Eine Möglichkeit wäre beispielsweise deine Klassen (ohne Serializable) für die Serialisierung in einen Serialisieruns Proxy zu wrappen und diesen dann zu serialisieren, dabei enthält der Proxy quasi die Serialsiierungslogik für das gewrappte Objekt. So kann der Proxy durch implementieren des Externalizable (extends Serializable) über readExternal / writeExternal die Serialisierung durchführen.

Diese Proxies kann man statisch aber auch dynamisch (generisch mit Reflection über einen JDK DynamicProxy) definieren.


Eine weitere Möglichkeit wurde schon angedeutet, nämlich durch ByteCode Modifikation. Dazu hat man natürlich auch wieder mehrere Möglichkeiten. Entweder man schreibt sich einen eigenen ClassLoader der dann mit BCEL oder ASM den ByteCode um die Implementierung von Serializable erweitern (hat dann aber aber wie schon erwähnt eventuell ClassLoader / ClassCastEx Probleme). Ein andere Möglichkeit zur ByteCode Manipulation bietet sich über Instrumentierung über einen eigenen Java-Agent an: (hier mal ein beispiel:
http://www.tutorials.de/java/245814...lung-platformspezifischer-objektgroessen.html) durch das Instrumentation Interface kann man den ByteCode ändern bevor er im AppClassLoader sichtbar wird. 

Das jetzt mal kurz dazu. Da das alles jedoch ziemliche Hacks sind würde ich hier zwei Varianten klar vorziehen:

1) Ich würde mir nochmal überlegen ob es wirklich so umständlich ist die entsprechenden Klassen Serializable implementieren zu lassen würde ich das tun. 

2) Ich würde hier wohl Custom Serialisation verwenden (entweder über den Proxy-Ansatz oder von Hand mit einem DataOutputStream)
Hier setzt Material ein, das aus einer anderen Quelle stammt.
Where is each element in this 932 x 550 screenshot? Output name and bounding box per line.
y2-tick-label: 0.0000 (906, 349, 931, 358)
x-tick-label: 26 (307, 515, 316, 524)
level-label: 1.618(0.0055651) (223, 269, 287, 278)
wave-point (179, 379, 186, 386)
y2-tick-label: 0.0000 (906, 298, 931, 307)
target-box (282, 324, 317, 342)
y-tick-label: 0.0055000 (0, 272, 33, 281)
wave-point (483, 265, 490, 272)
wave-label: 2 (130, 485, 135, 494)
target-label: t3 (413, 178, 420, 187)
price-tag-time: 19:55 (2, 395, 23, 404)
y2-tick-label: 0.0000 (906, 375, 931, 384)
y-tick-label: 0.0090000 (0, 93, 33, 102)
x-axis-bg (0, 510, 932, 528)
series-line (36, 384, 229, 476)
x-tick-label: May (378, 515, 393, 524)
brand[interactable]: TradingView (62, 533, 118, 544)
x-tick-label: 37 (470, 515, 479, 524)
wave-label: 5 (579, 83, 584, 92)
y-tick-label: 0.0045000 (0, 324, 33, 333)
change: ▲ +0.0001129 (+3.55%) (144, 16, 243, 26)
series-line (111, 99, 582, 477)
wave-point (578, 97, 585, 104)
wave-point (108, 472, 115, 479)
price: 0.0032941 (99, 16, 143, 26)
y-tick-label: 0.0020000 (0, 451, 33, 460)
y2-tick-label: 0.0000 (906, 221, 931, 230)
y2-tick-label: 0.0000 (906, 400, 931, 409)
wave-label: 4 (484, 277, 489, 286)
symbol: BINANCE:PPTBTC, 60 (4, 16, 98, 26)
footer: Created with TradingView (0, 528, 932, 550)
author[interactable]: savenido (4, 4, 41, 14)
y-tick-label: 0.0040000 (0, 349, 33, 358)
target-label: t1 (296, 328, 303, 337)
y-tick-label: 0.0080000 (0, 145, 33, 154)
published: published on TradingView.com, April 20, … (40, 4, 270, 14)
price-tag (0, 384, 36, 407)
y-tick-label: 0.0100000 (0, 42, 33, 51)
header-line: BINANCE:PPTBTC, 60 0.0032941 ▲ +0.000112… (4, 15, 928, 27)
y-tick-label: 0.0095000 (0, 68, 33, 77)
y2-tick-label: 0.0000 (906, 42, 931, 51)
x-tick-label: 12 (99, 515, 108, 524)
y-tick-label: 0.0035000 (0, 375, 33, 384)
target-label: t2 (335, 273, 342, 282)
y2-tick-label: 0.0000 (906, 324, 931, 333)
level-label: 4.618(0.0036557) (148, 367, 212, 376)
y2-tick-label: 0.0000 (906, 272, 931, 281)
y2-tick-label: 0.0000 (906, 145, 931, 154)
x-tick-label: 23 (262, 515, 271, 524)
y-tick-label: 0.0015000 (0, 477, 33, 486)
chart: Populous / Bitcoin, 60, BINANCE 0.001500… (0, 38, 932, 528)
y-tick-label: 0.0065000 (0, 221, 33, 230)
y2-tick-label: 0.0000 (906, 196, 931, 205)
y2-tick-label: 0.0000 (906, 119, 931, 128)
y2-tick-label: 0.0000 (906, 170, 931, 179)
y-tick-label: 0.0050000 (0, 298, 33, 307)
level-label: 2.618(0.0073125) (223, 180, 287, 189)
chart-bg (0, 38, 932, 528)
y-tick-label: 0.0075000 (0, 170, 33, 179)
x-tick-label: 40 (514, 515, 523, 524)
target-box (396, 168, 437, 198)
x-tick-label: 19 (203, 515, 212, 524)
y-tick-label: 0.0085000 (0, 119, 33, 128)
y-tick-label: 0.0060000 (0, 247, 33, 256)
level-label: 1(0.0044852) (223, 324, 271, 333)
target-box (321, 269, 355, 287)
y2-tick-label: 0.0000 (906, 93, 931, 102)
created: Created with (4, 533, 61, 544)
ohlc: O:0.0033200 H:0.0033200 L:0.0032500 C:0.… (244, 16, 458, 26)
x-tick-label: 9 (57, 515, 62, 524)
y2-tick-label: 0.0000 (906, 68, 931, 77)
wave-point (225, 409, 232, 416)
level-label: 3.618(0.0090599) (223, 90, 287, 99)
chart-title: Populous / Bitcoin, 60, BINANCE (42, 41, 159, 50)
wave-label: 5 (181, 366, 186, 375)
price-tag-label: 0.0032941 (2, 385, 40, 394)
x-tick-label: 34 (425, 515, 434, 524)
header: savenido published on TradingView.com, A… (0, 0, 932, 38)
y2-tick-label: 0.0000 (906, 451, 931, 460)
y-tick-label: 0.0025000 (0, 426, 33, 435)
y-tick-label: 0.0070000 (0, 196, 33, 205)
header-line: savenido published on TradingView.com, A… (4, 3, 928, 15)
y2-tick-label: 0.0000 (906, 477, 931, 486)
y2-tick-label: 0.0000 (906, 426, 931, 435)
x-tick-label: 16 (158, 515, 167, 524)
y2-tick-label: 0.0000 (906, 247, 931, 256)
3) Verwende einfach einer andere Serialisierungs Lib die nicht auf Serializable arbeitet: http://xstream.codehaus.org/

Gruß Tom


----------



## raphael_fehlmann (5. September 2010)

Hallo
danke für deine Antwort wie gesagt habe es jetzt so gelöst das ich die Klasse in eine andere Klasse die Serializable implementiert. Die ganze Frage hat auch noch ein bisschen darauf abgezielt wie weit ich eine bereits existierende Klasse verändern kann. Demnach ist es auch nicht möglich Methoden oder Variablen zu Objekte hinzu zufügen?
Danke für eure Hilfe
gruss raphael


----------